The haul came as last year’s Finance Act imposed a deadline of May this year after which tax defaulters with undisclosed offshore assets could no longer avail of the Revenue’s voluntary disclosure procedures and reduced penalties.
Before the deadline, the Revenue received 2,734 disclosures, including property, shares, bank accounts and pensions, worth €84m and over half were held in the UK. France, the US, Spain, Germany, Australia, Canada, along with the Isle of Man, Luxembourg, and Jersey, featured prominently on the list.
Revenue’s firepower in tackling offshore tax evasion has been considerably strengthened in recent years by agreements struck between EU countries under the auspices of the Organisation for Economic and Co-operation and Development (OECD), and tax authorities are increasingly sharing information.
However, there is considerable anger across the world about the untaxed billions resting in offshore havens, as leaks from tax advisers in the Panama Papers, and most recently in the Paradise Papers, fuel public concern.
Declan Rigney, who heads up Revenue’s Planning Division, said the authorities are using the new era of co-operation to ensnare tax evasion cases disclosed in the Paradise Papers. “Revenue is also aware of, and is actively examining, the information and revelations published in the media,” Mr Rigney said.
“As further information becomes available from this or any other source, we will likewise examine it. Revenue will also work in close co-operation with other tax administrations in the framework of the OECD’s Joint International Taskforce on Shared Intelligence and Co-operation, to address issues raised by the Paradise Papers and will, as appropriate, share information with these other tax administrations under existing legal frameworks,” he said.
Tax advisers said that despite disquiet there are signs individual Irish taxpayers are increasingly tax-compliant over their offshore assets. Tax hauls from voluntary disclosures and enquiries are considerably less than over a decade ago because international agreements have tightened up in recent years, said Brian Keegan, director of public policy and taxation at Chartered Accountants Ireland.
Revenue struck information-sharing pacts between EU tax authorities and information effectively started to flow into Revenue this year, Mr Keegan said.

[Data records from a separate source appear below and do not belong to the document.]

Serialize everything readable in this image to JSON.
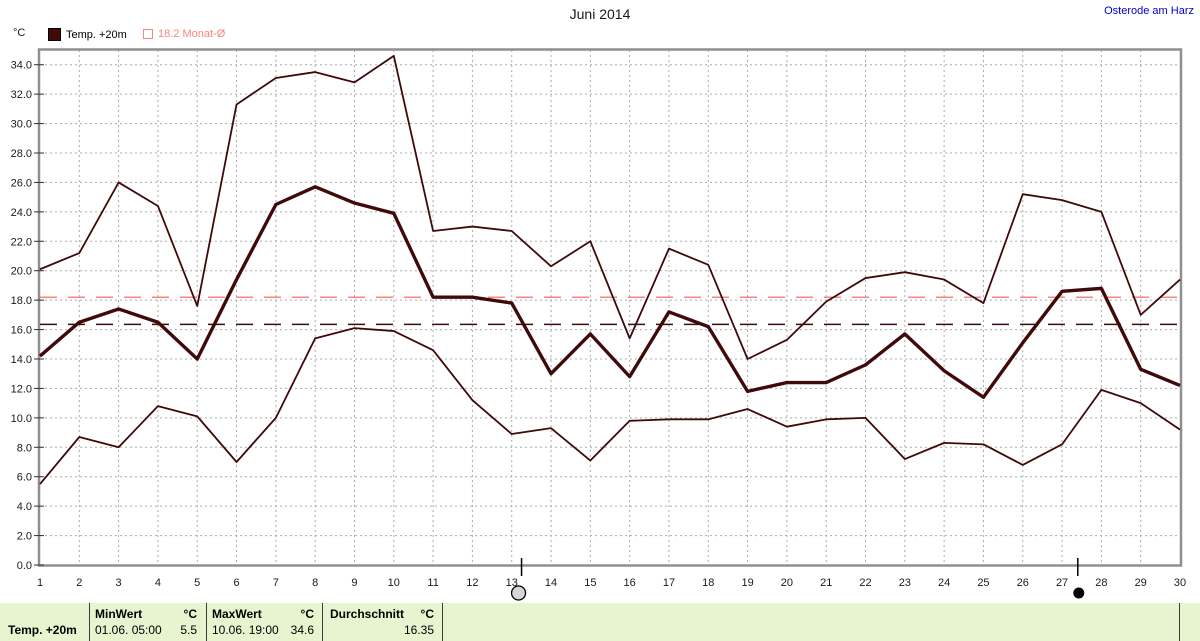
{
  "header": {
    "title": "Juni 2014",
    "location": "Osterode am Harz"
  },
  "legend": {
    "unit": "°C",
    "series_label": "Temp. +20m",
    "monthly_avg_label": "18.2 Monat-Ø"
  },
  "chart_data": {
    "type": "line",
    "title": "Juni 2014",
    "ylabel": "°C",
    "xlim": [
      1,
      30
    ],
    "ylim": [
      0,
      35
    ],
    "grid": true,
    "x": [
      1,
      2,
      3,
      4,
      5,
      6,
      7,
      8,
      9,
      10,
      11,
      12,
      13,
      14,
      15,
      16,
      17,
      18,
      19,
      20,
      21,
      22,
      23,
      24,
      25,
      26,
      27,
      28,
      29,
      30
    ],
    "xticks": [
      1,
      2,
      3,
      4,
      5,
      6,
      7,
      8,
      9,
      10,
      11,
      12,
      13,
      14,
      15,
      16,
      17,
      18,
      19,
      20,
      21,
      22,
      23,
      24,
      25,
      26,
      27,
      28,
      29,
      30
    ],
    "yticks": [
      0,
      2,
      4,
      6,
      8,
      10,
      12,
      14,
      16,
      18,
      20,
      22,
      24,
      26,
      28,
      30,
      32,
      34
    ],
    "series": [
      {
        "name": "daily-max",
        "values": [
          20.1,
          21.2,
          26.0,
          24.4,
          17.6,
          31.3,
          33.1,
          33.5,
          32.8,
          34.6,
          22.7,
          23.0,
          22.7,
          20.3,
          22.0,
          15.4,
          21.5,
          20.4,
          14.0,
          15.3,
          17.9,
          19.5,
          19.9,
          19.4,
          17.8,
          25.2,
          24.8,
          24.0,
          17.0,
          19.4
        ],
        "thickness": "thin"
      },
      {
        "name": "Temp. +20m",
        "values": [
          14.2,
          16.5,
          17.4,
          16.5,
          14.0,
          19.4,
          24.5,
          25.7,
          24.6,
          23.9,
          18.2,
          18.2,
          17.8,
          13.0,
          15.7,
          12.8,
          17.2,
          16.2,
          11.8,
          12.4,
          12.4,
          13.6,
          15.7,
          13.2,
          11.4,
          15.1,
          18.6,
          18.8,
          13.3,
          12.2
        ],
        "thickness": "thick"
      },
      {
        "name": "daily-min",
        "values": [
          5.5,
          8.7,
          8.0,
          10.8,
          10.1,
          7.0,
          10.0,
          15.4,
          16.1,
          15.9,
          14.6,
          11.2,
          8.9,
          9.3,
          7.1,
          9.8,
          9.9,
          9.9,
          10.6,
          9.4,
          9.9,
          10.0,
          7.2,
          8.3,
          8.2,
          6.8,
          8.2,
          11.9,
          11.0,
          9.2
        ],
        "thickness": "thin"
      }
    ],
    "reference_lines": [
      {
        "name": "monat-durchschnitt-18-2",
        "label": "18.2 Monat-Ø",
        "value": 18.2,
        "color": "#f8867f"
      },
      {
        "name": "monats-mittel-16-35",
        "label": "16.35",
        "value": 16.35,
        "color": "#3a0d0d"
      }
    ],
    "moon_markers": [
      {
        "day": 13.25,
        "phase": "full-moon"
      },
      {
        "day": 27.4,
        "phase": "new-moon"
      }
    ],
    "line_color": "#400a0a",
    "grid_color": "#ababab",
    "frame_color": "#8f8f8f",
    "legend_position": "top-left"
  },
  "footer": {
    "row_label": "Temp. +20m",
    "min": {
      "header": "MinWert",
      "unit": "°C",
      "datetime": "01.06.  05:00",
      "value": "5.5"
    },
    "max": {
      "header": "MaxWert",
      "unit": "°C",
      "datetime": "10.06.  19:00",
      "value": "34.6"
    },
    "avg": {
      "header": "Durchschnitt",
      "unit": "°C",
      "value": "16.35"
    }
  }
}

Mr Rigney at Revenue said: “The international environment has changed very significantly since Revenue started to investigate offshore bank accounts and other offshore assets in 1999. Tax authorities worldwide now co-operate very closely in identifying and tackling those who hide their profits or gains abroad. Initiatives such as Facta — an inter-governmental agreement to share financial account information with the US; Dac — EU Directives on Administrative Co-operation; and CRS, the OECD’s Common Reporting Standard, involving over 100 countries, provide tax administrations, including Revenue, with access to information in respect of the offshore assets and income of their residents.”